Antidepressants in Pregnancy
The decision as to whether to take any kind of medication during therapy is something that needs to be made considering the risks versus the benefits of treatment. Most doctors agree that, overall, it is better to treat the depression with antidepressants (when appropriate) during pregnancy rather than let the depression stand.
However, this doesn’t mean there are not risks. According to the Mayo Clinic:
- Tricyclic antidepressants (TCAs): early studies suggested a risk of limb malformation with TCAs but this finding has not been replicated in more recent research.
- Selective serotonin reuptake inhibitors (SSRIs): some are generally considered safe, including: citalopram (Celexa), fluoxetine (Prozac) and sertraline (Zoloft). Paroxetine (Paxil) is generally discouraged during pregnancy as it has been related to fetal heart defects when taken during the first trimester.
- Monoamine oxidase inhibitors (MAOIs): generally not recommended as they can limit fetal growth and aggravate high blood pressure.
Additionally, if you take antidepressants during the last trimester a baby may experience discontinuation symptoms (withdrawal) at birth. Tapering the dosage at the end of pregnancy is not recommended and doesn’t appear to help.
Antidepressants and Pregnancy – A Recent Study
Two recent studies looked at SSRIs, serotonin-norepinephrine reuptake inhibitors (SNRIs) and norepinephrine reuptake inhibitors (NRIs) and their association with the most severe fetal complications. According to a Psychiatric Times article, these studies found:
- Some studies show a correlation between SSRIs and birth defects but this finding has not been consistent.
- Postnatal adaptation syndrome (PNAS) occurs in up to 30 percent of neonates who are exposed to antidepressants during the final trimester but it has been found to be transient and generally resolved within a few days.
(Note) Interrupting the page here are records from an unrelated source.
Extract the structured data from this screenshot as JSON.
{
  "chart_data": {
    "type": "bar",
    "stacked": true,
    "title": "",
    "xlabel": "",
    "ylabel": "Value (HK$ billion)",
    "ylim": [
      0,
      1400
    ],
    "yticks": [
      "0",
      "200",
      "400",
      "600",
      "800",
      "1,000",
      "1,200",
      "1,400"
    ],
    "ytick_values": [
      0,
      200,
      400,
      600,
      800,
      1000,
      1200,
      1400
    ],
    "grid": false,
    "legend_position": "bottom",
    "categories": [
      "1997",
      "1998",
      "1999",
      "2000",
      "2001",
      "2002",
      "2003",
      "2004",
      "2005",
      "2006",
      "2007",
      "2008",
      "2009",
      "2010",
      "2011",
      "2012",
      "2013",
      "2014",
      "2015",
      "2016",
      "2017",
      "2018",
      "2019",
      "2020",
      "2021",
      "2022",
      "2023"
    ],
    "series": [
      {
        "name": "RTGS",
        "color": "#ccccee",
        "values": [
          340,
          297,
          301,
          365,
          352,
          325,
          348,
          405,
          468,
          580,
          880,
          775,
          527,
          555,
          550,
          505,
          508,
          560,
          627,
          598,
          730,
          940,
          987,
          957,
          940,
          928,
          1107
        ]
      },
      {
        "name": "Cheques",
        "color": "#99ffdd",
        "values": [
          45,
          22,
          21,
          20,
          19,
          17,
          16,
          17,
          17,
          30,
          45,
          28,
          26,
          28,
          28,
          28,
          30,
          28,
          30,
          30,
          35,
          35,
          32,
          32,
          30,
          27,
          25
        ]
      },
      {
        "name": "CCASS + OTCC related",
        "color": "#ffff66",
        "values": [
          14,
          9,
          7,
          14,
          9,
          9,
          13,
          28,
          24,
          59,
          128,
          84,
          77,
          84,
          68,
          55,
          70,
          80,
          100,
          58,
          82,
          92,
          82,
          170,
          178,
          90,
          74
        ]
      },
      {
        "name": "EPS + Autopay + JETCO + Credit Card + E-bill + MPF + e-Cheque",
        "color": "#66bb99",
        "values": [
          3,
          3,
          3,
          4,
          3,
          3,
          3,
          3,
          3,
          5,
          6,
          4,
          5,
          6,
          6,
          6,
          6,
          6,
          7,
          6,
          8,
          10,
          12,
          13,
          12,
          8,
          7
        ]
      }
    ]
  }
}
- “. . . we do not recommend discontinuing SSRIs in pregnant women because of the risk of PPHN . . . the overall data on SSRI use in pregnancies is reassuring. SSRIs are considered to be relatively safe for use during pregnancy and the postpartum period.”
Deciding on Antidepressant Use During Pregnancy
It’s no easy task deciding on medication use during pregnancy but the best thing to do is to talk to your healthcare provider before getting pregnant and make a plan. Experts recommend using the lowest effective medication dose possible, avoiding polypharmacy (multiple medications) and maximizing evidence-based nonpharmacological treatments.